= Index set (computability) =

Classes of partial recursive functions

In computability theory, index sets describe classes of computable functions; specifically, they give all indices of functions in a certain class, according to a fixed Gödel numbering of partial computable functions.

==Definition==
Let $\varphi_e$ be a computable enumeration of all partial computable functions, and $W_{e}$ be a computable enumeration of all c.e. sets.

Let $\mathcal{A}$ be a class of partial computable functions. If $A = \{x \,:\, \varphi_{x} \in \mathcal{A} \}$ then $A$ is the index set of $\mathcal{A}$. In general $A$ is an index set if for every $x,y \in \mathbb{N}$ with $\varphi_x \simeq \varphi_y$ (i.e. they index the same function), we have $x \in A \leftrightarrow y \in A$. Intuitively, these are the sets of natural numbers that we describe only with reference to the functions they index.

==Index sets and Rice's theorem==
Most index sets are non-computable, aside from two trivial exceptions. This is stated in Rice's theorem:

Let $\mathcal{C}$ be a class of partial computable functions with its index set $C$. Then $C$ is computable if and only if $C$ is empty, or $C$ is all of $\mathbb{N}$.

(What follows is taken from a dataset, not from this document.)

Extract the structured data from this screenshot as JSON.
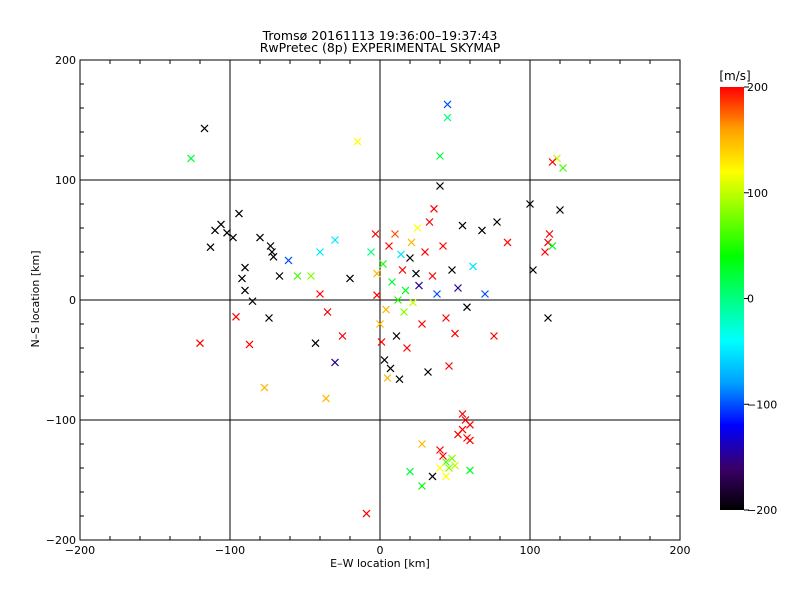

Rice's theorem says "any nontrivial property of partial computable functions is undecidable".

== Completeness in the arithmetical hierarchy ==
Index sets provide many examples of sets which are complete at some level of the arithmetical hierarchy. Here, we say a $\Sigma_n$ set $A$ is $\Sigma_n$-complete if, for every $\Sigma_n$ set $B$, there is an m-reduction from $B$ to $A$. $\Pi_n$-completeness is defined similarly. Here are some examples:

- $\mathrm{Emp} = \{ e \,:\, W_e = \varnothing \}$ is $\Pi_1$-complete.
- $\mathrm{Fin} = \{ e \,:\, W_e \text{ is finite} \}$ is $\Sigma_2$-complete.
- $\mathrm{Inf} = \{ e \,:\, W_e \text{ is infinite} \}$ is $\Pi_2$-complete.
- $\mathrm{Tot} = \{ e \,:\, \varphi_e \text{ is total} \} = \{ e : W_e = \mathbb{N} \}$ is $\Pi_2$-complete.
- $\mathrm{Con} = \{ e \,:\, \varphi_e \text{ is total and constant} \}$ is $\Pi_2$-complete.
- $\mathrm{Cof} = \{ e \,:\, W_e \text{ is cofinite} \}$ is $\Sigma_3$-complete.
- $\mathrm{Rec} = \{ e \,:\, W_e \text{ is computable} \}$ is $\Sigma_3$-complete.
- $\mathrm{Ext} = \{ e \,:\, \varphi_e \text{ is extendible to a total computable function} \}$ is $\Sigma_3$-complete.
- $\mathrm{Cpl} = \{ e \,:\, W_e \equiv_\mathrm{T} \mathrm{HP} \}$ is $\Sigma_4$-complete, where $\mathrm{HP}$ is the halting problem.

Empirically, if the "most obvious" definition of a set $A$ is $\Sigma_n$ [resp. $\Pi_n$], we can usually show that $A$ is $\Sigma_n$-complete [resp. $\Pi_n$-complete].